ECLI:NL:CRVB:2025:1100
Centrale Raad van Beroep
- Proceskostenveroordeling
- Rechtspraak.nl
Proceskostenveroordeling na intrekking hoger beroep tegen het Uwv
In deze zaak heeft appellant, vertegenwoordigd door mr. E. Akdeniz, hoger beroep ingesteld tegen een uitspraak van de rechtbank Oost-Brabant. De rechtbank had op 12 april 2024 een beslissing genomen in de zaak met nummer 23/1749. Op 9 januari 2025 heeft het Uwv een gewijzigde beslissing op bezwaar genomen. Vervolgens heeft mr. Akdeniz op 15 april 2025 het hoger beroep ingetrokken en verzocht om een proceskostenveroordeling tegen het Uwv. De Raad voor de Rechtspraak heeft geen zitting nodig geacht en het onderzoek gesloten.

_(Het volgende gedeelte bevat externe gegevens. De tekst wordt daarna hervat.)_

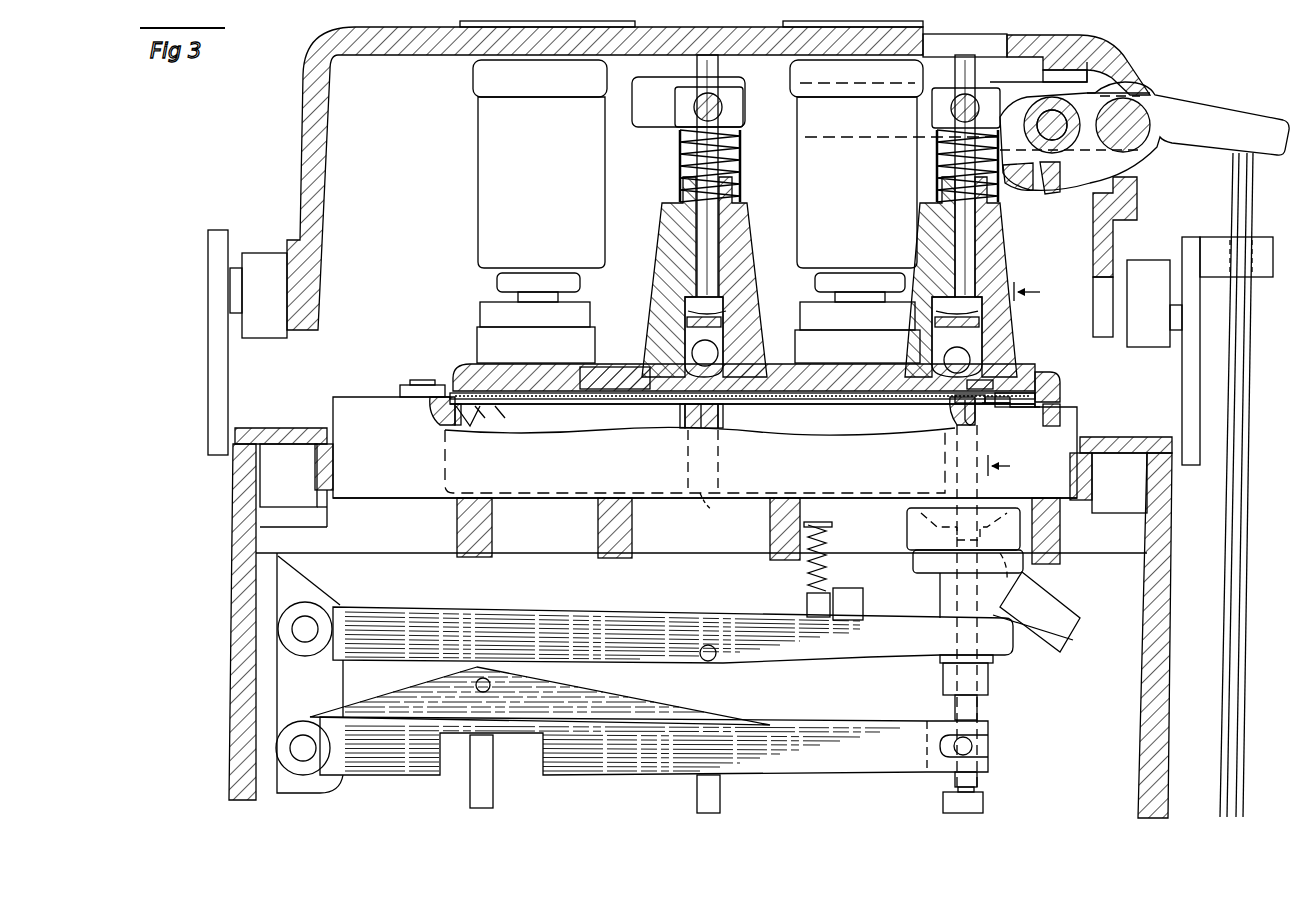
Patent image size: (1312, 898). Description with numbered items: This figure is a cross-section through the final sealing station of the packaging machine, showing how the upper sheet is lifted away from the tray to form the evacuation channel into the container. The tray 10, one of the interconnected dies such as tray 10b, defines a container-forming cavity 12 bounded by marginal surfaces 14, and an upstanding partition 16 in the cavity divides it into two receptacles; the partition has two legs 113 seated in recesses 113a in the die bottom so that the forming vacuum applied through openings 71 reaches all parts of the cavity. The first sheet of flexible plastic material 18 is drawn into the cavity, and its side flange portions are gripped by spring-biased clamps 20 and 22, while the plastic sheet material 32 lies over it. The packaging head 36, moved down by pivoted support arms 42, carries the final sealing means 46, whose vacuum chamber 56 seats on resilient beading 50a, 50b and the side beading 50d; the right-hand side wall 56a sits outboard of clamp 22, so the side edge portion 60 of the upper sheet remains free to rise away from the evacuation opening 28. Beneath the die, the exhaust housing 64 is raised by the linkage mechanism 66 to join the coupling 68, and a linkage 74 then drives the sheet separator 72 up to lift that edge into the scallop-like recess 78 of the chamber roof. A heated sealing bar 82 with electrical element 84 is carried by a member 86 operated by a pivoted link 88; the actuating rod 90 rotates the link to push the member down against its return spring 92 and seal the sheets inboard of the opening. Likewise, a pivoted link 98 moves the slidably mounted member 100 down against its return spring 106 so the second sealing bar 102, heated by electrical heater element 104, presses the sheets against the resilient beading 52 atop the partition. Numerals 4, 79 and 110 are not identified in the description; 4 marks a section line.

The section line of FIG. 4 is at (1020, 380).
The tray 10 is at (330, 415).
The tray 10b is at (413, 490).
The container-forming cavity 12 is at (600, 429).
The marginal surfaces 14 is at (446, 422).
The upstanding partition 16 is at (698, 426).
The first sheet of flexible plastic material 18 is at (455, 412).
The spring-biased clamp 20 is at (405, 386).
The spring-biased clamp 22 is at (1003, 410).
The evacuation opening 28 is at (982, 418).
The plastic sheet material 32 is at (775, 388).
The packaging head 36 is at (298, 137).
The pivoted support arms 42 is at (215, 375).
The final sealing means 46 is at (460, 366).
The resilient beading 50a is at (442, 418).
The resilient beading 50b is at (953, 416).
The side beading 50d is at (1052, 418).
The resilient beading 52 is at (685, 411).
The vacuum chamber 56 is at (778, 370).
The right-hand side wall 56a is at (1062, 390).
The side edge portion 60 is at (980, 392).
The exhaust housing 64 is at (942, 592).
The linkage mechanism 66 is at (640, 615).
The coupling 68 is at (910, 530).
The openings 71 is at (932, 493).
The sheet separator 72 is at (958, 408).
The linkage 74 is at (630, 750).
The scallop-like recess 78 is at (588, 396).
The plate portion 79 is at (1028, 393).
The sealing bar 82 is at (970, 383).
The electrical element 84 is at (940, 358).
The member 86 is at (962, 230).
The pivoted link 88 is at (1203, 118).
The actuating rod 90 is at (1238, 592).
The return spring 92 is at (945, 160).
The pivoted link 98 is at (655, 113).
The slidably mounted member 100 is at (705, 237).
The second sealing bar 102 is at (690, 350).
The electrical heater element 104 is at (718, 360).
The return spring 106 is at (738, 185).
The rod bracket 110 is at (1265, 258).
The legs 113 is at (700, 490).
The recesses 113a is at (732, 510).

De Centrale Raad van Beroep heeft overwogen dat, volgens artikel 8:75a van de Algemene wet bestuursrecht (Awb), het bestuursorgaan kan worden veroordeeld in de kosten als het beroep wordt ingetrokken omdat het bestuursorgaan tegemoet is gekomen aan de indiener. In dit geval is het Uwv volledig tegemoetgekomen aan de bezwaren van appellant met de gewijzigde beslissing op bezwaar. De Raad heeft het Uwv veroordeeld tot een bedrag van € 2.721,- aan proceskosten, bestaande uit kosten in beroep en hoger beroep, en heeft tevens bepaald dat het Uwv het door appellant betaalde griffierecht van € 188,- moet vergoeden.
De uitspraak is gedaan door S.B. Smit-Colenbrander, in tegenwoordigheid van N. ter Heerdt als griffier, en is openbaar uitgesproken op 23 juli 2025.